Die Wirtschaft Dresdens hat viele Standbeine: Die Stadt verfügt über einen ausgeprägten Industriesektor, ist aber gleichzeitig ein wichtiges Dienstleistungs- und Verwaltungszentrum. 99 Prozent der Unternehmen zählen zum Mittelstand.

Industrie

Dresden ist der wichtigste Industriestandort in den neuen Bundesländern mit großem Gewicht in ausländischen Märkten. Die 236 Industriebetriebe (mit 20 und mehr Beschäftigten) beschäftigen 26.000 Menschen.

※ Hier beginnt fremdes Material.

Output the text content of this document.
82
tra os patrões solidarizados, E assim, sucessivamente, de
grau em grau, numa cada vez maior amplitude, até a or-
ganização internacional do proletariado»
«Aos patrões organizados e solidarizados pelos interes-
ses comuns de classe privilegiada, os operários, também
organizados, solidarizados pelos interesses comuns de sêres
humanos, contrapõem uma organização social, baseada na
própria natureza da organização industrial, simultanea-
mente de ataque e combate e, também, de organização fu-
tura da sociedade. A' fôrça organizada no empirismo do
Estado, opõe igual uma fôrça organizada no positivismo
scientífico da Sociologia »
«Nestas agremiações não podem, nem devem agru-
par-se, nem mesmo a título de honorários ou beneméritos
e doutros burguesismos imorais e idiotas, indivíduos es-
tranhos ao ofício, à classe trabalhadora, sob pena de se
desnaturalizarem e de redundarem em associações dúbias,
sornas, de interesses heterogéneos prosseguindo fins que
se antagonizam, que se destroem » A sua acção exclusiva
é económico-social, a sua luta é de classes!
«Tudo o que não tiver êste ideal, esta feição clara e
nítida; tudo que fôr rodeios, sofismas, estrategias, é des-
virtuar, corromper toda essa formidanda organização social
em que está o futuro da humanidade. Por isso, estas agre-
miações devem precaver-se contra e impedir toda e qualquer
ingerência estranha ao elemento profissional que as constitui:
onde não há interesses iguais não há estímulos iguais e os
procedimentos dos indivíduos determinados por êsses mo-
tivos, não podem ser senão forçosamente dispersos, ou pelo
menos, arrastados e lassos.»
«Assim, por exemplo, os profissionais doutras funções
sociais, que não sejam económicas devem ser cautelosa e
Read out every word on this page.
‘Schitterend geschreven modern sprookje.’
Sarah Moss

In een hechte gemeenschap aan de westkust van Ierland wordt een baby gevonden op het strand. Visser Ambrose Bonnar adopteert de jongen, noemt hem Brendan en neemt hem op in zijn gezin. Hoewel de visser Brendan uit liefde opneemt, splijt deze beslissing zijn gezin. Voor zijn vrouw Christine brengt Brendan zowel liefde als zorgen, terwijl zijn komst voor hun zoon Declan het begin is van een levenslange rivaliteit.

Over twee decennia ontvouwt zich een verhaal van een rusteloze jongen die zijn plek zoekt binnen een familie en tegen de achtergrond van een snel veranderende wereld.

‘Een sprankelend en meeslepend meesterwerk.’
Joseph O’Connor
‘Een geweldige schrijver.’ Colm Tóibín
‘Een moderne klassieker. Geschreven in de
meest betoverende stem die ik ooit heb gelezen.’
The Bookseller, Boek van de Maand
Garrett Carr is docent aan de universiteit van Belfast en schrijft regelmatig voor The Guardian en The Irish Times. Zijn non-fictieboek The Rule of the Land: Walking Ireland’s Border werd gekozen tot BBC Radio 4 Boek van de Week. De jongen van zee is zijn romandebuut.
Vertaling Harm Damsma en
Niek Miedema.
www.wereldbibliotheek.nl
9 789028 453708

Sie setzten 2012 insgesamt 6,5 Milliarden Euro um. Die Exportquote liegt mit 50,9 Prozent deutlich über dem sächsischen (35,7 Prozent) und knapp über dem bundesweiten Durchschnitt (44,9 Prozent). Überdurchschnittlich ist auch die Investitionsfreude der Dresdner Industrie: 2012 wurden 1,1 Milliarden Euro investiert.

Dienstleistungen

Stetiges Wachstum verzeichnet der Dienstleistungssektor. Handel, Verkehr und Gastgewerbe sowie Unternehmensdienstleister und Wissenschaft vereinigen mittlerweile über die Hälfte der Betriebe auf sich. Die größte Anzahl an Betrieben (ca 4.400 mit ca. 43.500 Beschäftigten) in diesem Bereich weist der Wirtschaftszweig „Freiberufliche, wissenschaftliche und technische Dienstleistungen“ auf.

Öffentlicher Dienst

Als Landeshauptstadt des Freistaates Sachsen verfügt Dresden außerdem über einen ausgeprägten öffentlichen Sektor mit zahlreichen Behörden und öffentlichen Unternehmen. 17 Prozent des im öffentlichen Dienst in Sachsen beschäftigten Personals arbeitet in Dresden.

Größenordnung

Dresdens Wirtschaft ist sehr stark vom Mittelstand geprägt – 99 Prozent der Betriebe zählen dazu. Diese Verteilung zieht sich durch alle Wirtschaftszweige. Lediglich 0,4 Prozent haben mehr als 250 Arbeitnehmer, beschäftigen aber trotzdem etwa ein Drittel aller Beschäftigten in Dresden.

Exzellenz als Prinzip

Dresdens Erfolg beruht auf den Schlüsseltechnologien Mikroelektronik, Informations- und Kommunikationstechnologie und Software, Neue Werkstoffe und Nanotechnologie sowie Life Sciences und Biotechnologie. Die interdisziplinäre Zusammenarbeit von Unternehmen und Forschungseinrichtungen bringt Dresden voran.